One of the motivations for affirming annihilation is the offensive idea that God tortures these victims forever. Since humans are mortal, then the only way we live after death is if God gives us life. Of course, for those of us who die in Christ Jesus, we believe we will be raised immortal through His resurrection (1 Cor. 15:52-53). But for those who die in Adam (to use Paul’s language of corporate identity), the wicked must be raised to suffer God’s judgment on the last day—what both Jesus and the Revelation of John refer to as the “resurrection of judgment/[second] resurrection” (John 5:29; Rev. 20:5-6, 13). That means God has to raise the wicked from the dead, keeping them alive, as it were, in order to torture them forever in a fiery hell/lake of fire—an offensive picture these days. And yet, for me, such an objection doesn’t carry a lot of weight since the Scriptures are filled with many things that offend modern sensibilities, e.g., Jesus’ teaching about loving our enemies, Paul’s emphasis that weakness is strength, that Jesus and Paul taught a strict sexual ethic, that Jesus performed miracles, that Jesus was bodily raised from the dead, that Jesus will return one day. Indeed, the gospel of Jesus Christ is offensive to many, never acceptable to the wisdom of the world (1 Cor. 1:18-25)
But that is not to say that some of the arguments for annihilation regarding the nature of punishment of the wicked are not persuasive. For example some scholars point out that Jesus said that hell was prepared for the devil and his angels (Matt. 25:41). And, since angels are immortal, that’s why hell has to be a place of eternal torment. But, since humans are mortal, eternal hell will destroy unredeemed humanity.
And yet, there are at least two passages of Scripture that affirm eternal punishment of the wicked: one from Jesus, the other from Paul. During that same parable, Jesus sums up the final destiny of sheep and goats: the goats “will go away to eternal punishment, but the righteous into eternal life” (v. 46). It’s one thing for Jesus to talk about hell as a place of eternal fire (v. 41). But, it’s quite something else for Jesus to describe the “accursed ones” as having to suffer eternal punishment. Also, Paul claims that, when Jesus returns, he will “deal out retribution to those who don’t know God and to those who don’t obey the gospel of our Lord Jesus Christ” (2 Thess. 1:8). What that means, according to Paul, is that the wicked will “pay the penalty of eternal ruin, away from the face of the Lord and the glory of his strength” (v. 19). There it is again: Paul doesn’t write about a place of eternal punishment but that the damned will suffer eternal ruin. Annihilationists argue that “eternal” in both places can mean “permanent” rather than “endless.” But, it seems to me both Jesus and Paul are emphasizing the kind of judgment (punishment, ruin) not the result. So, because of the way I read these two texts, I am not an annihilationist.

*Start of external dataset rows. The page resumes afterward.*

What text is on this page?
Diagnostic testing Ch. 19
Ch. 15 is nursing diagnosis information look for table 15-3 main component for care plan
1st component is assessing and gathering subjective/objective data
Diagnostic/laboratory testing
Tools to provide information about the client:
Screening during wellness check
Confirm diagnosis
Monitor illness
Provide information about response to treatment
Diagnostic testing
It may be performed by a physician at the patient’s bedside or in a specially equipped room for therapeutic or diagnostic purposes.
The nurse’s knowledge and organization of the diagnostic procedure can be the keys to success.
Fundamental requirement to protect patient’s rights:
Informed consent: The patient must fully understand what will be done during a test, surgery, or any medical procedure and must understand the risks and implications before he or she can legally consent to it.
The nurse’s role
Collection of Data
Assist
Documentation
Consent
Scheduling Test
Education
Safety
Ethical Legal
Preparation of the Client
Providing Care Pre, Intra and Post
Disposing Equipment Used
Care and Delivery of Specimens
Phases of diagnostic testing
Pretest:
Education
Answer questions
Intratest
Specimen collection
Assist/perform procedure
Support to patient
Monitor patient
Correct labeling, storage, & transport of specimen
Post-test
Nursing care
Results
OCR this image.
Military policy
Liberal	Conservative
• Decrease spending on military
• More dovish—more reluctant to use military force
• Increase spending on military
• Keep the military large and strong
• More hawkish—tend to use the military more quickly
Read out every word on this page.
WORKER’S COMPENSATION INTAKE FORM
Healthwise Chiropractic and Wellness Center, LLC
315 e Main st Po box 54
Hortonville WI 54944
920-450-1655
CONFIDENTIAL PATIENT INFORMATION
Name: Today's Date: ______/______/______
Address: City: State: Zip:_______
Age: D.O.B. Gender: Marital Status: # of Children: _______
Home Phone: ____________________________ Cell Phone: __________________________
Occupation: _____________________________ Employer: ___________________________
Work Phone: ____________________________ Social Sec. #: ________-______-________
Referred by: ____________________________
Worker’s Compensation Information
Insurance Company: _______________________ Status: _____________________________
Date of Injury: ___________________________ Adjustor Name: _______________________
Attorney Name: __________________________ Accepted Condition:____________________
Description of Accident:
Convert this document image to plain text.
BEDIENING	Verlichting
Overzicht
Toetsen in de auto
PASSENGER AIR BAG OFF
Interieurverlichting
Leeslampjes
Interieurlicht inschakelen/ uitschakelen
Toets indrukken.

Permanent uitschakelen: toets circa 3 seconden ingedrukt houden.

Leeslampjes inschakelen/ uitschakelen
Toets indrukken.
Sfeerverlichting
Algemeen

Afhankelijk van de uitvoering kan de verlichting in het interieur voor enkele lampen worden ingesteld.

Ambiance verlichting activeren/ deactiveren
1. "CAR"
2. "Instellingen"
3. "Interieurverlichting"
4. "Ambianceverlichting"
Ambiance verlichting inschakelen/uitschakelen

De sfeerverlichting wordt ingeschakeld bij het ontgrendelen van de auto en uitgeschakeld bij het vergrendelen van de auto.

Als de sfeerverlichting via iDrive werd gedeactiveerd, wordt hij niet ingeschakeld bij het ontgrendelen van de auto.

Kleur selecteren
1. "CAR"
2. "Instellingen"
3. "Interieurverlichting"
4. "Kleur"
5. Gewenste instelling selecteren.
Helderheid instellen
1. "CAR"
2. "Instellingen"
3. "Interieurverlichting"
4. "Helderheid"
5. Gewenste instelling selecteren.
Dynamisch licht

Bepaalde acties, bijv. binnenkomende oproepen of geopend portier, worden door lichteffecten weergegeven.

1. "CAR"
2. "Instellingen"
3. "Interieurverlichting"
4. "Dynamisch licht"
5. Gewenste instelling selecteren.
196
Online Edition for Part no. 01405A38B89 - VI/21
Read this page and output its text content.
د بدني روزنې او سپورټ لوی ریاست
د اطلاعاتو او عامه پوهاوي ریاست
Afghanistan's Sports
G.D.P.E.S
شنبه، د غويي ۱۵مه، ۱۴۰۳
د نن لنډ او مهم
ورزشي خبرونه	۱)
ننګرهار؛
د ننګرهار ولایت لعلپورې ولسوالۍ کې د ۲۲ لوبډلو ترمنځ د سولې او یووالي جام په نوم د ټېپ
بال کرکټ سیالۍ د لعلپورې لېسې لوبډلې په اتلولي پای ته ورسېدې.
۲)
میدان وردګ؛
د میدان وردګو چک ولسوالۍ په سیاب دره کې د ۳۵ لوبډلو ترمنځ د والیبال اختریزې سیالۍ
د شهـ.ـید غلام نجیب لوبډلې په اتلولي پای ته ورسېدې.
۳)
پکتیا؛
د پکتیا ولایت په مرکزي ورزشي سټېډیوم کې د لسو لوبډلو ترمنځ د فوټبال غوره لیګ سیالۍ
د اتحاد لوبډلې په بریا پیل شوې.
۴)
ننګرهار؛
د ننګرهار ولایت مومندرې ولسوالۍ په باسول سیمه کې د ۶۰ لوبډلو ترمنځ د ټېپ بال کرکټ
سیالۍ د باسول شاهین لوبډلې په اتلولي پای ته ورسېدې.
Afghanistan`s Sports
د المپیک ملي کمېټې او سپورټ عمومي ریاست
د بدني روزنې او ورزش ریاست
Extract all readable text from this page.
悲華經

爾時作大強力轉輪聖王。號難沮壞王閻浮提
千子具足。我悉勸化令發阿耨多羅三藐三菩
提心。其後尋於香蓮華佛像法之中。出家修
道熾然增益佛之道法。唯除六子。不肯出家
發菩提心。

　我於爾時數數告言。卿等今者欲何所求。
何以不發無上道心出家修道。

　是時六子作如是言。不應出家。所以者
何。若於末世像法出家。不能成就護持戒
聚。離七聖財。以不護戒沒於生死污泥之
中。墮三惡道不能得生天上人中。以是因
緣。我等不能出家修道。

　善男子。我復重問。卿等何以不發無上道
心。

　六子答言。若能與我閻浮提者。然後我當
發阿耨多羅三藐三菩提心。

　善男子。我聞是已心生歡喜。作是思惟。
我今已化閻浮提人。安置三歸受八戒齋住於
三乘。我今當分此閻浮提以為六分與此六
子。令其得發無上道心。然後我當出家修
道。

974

But we’re still left with the problem: how do we reconcile these two different ideas about hell? How can hell be both destruction and eternal punishment? I used to say that I “lean” toward annihilation since passages about hell as destruction and hell as an eternal place of judgment outnumber passages that imply endless torment of the damned. And yet, like other paradoxes in Scripture, I now affirm both at the same time: hell is both endless punishment and destruction. We could speculate about how both can be true, e.g., does Jesus provide a clue when he says that hell will be “more tolerable” for some (Matt. 11:22, 24), i.e., destruction? But that is merely suggestive and not definitive. And so we are left with the paradox.
But that’s fine with me. The older I get, the more comfortable I am affirming paradoxes in Scripture. I no longer feel obliged to solve the riddle but, instead, I revel in it. I always want to affirm all of Scripture not just the parts that confirm my interpretation. And so, I believe that hell is destruction and eternal punishment.